Ab sofort steht PädExpert den Versicherten der Krankenkasse in Bayern zur Verfügung, im Laufe des Jahres sollen die jüngsten Versicherten ihn auch bundesweit in Anspruch nehmen. Der telemedizinische Expertenrat soll zunächst bei zehn Indikationen zum Einsatz kommen und bietet eine medizinische Expertise etwa bei Rheuma, Zöliakie und dermatologischen Erkrankungen. Mit PädExpert wollen die teilnehmenden Kinder- und Jugendärzte möglichst binnen 24 Stunden die Einschätzung eines Experten einholen und so nicht eindeutige Befunde abklären.
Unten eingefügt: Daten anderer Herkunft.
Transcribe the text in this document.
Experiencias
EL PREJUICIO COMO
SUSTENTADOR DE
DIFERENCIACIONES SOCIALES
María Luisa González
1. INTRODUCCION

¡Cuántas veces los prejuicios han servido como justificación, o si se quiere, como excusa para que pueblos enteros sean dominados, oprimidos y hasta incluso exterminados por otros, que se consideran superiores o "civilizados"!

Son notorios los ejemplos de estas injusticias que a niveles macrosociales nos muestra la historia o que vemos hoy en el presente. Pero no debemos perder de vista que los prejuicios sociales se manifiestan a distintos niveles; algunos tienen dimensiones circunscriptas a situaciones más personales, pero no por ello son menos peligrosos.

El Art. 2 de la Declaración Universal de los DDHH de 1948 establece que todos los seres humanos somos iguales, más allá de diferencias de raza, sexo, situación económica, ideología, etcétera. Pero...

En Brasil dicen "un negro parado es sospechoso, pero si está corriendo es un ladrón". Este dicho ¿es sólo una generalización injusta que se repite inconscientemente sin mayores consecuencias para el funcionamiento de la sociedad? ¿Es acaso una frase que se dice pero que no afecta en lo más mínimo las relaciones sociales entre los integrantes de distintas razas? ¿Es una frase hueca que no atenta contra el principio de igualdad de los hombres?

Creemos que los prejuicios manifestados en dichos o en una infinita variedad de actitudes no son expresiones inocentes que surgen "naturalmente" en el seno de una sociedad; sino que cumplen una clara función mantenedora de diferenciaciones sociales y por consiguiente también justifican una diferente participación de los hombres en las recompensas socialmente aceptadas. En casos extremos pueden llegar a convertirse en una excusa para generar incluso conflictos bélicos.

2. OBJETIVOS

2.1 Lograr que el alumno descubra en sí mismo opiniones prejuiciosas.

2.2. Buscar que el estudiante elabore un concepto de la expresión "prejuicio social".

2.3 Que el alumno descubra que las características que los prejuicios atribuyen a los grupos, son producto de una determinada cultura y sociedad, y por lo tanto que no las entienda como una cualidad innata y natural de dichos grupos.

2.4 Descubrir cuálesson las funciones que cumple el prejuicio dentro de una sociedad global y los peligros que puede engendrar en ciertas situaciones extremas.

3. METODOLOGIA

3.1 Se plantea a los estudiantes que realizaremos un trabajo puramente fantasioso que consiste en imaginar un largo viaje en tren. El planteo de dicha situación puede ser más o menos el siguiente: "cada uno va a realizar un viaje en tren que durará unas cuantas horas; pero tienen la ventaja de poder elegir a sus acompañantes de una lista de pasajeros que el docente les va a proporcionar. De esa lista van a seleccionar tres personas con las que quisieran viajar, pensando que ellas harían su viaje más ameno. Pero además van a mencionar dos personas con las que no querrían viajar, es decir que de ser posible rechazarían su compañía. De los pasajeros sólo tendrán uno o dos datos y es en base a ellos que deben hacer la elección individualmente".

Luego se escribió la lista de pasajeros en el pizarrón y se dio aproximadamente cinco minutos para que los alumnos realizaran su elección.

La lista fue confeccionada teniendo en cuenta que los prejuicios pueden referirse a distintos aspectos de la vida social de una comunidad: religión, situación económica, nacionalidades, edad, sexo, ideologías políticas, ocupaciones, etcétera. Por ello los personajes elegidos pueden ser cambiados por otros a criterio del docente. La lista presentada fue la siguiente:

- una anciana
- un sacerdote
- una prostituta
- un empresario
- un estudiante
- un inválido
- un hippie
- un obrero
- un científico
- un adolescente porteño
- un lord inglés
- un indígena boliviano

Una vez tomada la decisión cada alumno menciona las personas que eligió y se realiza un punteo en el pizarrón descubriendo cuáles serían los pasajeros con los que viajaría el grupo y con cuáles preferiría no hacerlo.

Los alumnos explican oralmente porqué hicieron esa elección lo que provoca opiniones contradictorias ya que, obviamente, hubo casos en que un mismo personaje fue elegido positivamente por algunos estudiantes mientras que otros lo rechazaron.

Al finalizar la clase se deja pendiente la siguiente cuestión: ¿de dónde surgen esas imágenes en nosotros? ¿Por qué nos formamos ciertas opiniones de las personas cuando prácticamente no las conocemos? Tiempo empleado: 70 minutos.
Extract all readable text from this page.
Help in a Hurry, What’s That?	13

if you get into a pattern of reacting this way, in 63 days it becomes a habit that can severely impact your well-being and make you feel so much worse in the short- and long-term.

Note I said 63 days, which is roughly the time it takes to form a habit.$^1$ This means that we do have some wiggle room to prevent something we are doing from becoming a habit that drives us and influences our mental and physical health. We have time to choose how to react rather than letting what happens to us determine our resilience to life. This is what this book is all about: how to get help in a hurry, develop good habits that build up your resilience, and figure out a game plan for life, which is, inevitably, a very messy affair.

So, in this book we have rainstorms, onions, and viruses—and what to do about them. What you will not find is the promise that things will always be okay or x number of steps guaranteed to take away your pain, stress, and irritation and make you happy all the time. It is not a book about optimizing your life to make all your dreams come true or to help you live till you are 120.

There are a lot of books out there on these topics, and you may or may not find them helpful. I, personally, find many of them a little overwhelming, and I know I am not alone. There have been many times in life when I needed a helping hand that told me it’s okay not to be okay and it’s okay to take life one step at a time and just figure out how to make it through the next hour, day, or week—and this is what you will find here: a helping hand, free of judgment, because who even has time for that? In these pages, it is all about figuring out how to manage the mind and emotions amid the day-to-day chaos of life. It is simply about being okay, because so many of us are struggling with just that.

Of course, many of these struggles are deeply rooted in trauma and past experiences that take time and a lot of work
Datenschutz durch Trennung

Für ein Höchstmaß an Schutz für die sensiblen Patientendaten soll ein eigens entwickeltes IT-Verfahren sorgen. „Bei der Übertragung von Anfragen von einem Arzt zum anderen werden die persönlichen Daten des Patienten von den medizinischen Daten vor der verschlüsselten Übertragung getrennt und auf verschiedenen physikalischen Servern in Deutschland gespeichert”, erklärt Dr. Thomas Fischbach, Präsident des BVKJ. PädExpert sei ein „Meilenstein für die Gesundheitsversorgung“, da Experten für pädiatrische Spezialgebiete hauptsächlich in Ballungszentren angesiedelt sind. „Telemedizinische Konsultationen sind schon deshalb sehr wichtig, weil die Zahl der Praxen rückläufig ist, vor allem auf dem Land“,  so Fischbach weiter. Zudem ändern sich auch die Anforderungen an Arbeitsbedingungen. „Viele unserer jungen Kolleginnen und Kollegen wünschen sich andere Arbeitsmodelle, wie Jobsharing oder Teilzeitarbeit. Auch hier kann PädExpert sehr hilfreich sein, da es nicht an feste Arbeitszeiten in der Praxis gebunden ist“, erläutert Fischbach und betont in diesem Zusammenhang, dass der BVKJ ist einer der ersten ärztlichen Berufsverbände in Deutschland mit telemedizinischen Konsultationen in der Praxis ist.

Die telemedizinische Anwendung wurde von  Kinder- und Jugendärzten in Bayern über drei Jahre entwickelt und getestet. Mit besten Ergebnissen: So mussten dank des Expertenkonsils zwei von drei Heranwachsenden nicht mehr persönlich zum Spezialisten gehen. Die Diagnostikphase verkürzte sich mit PädExpert im Schnitt um 16 Tage und im Bereich der Hämatologie um 30 Tage.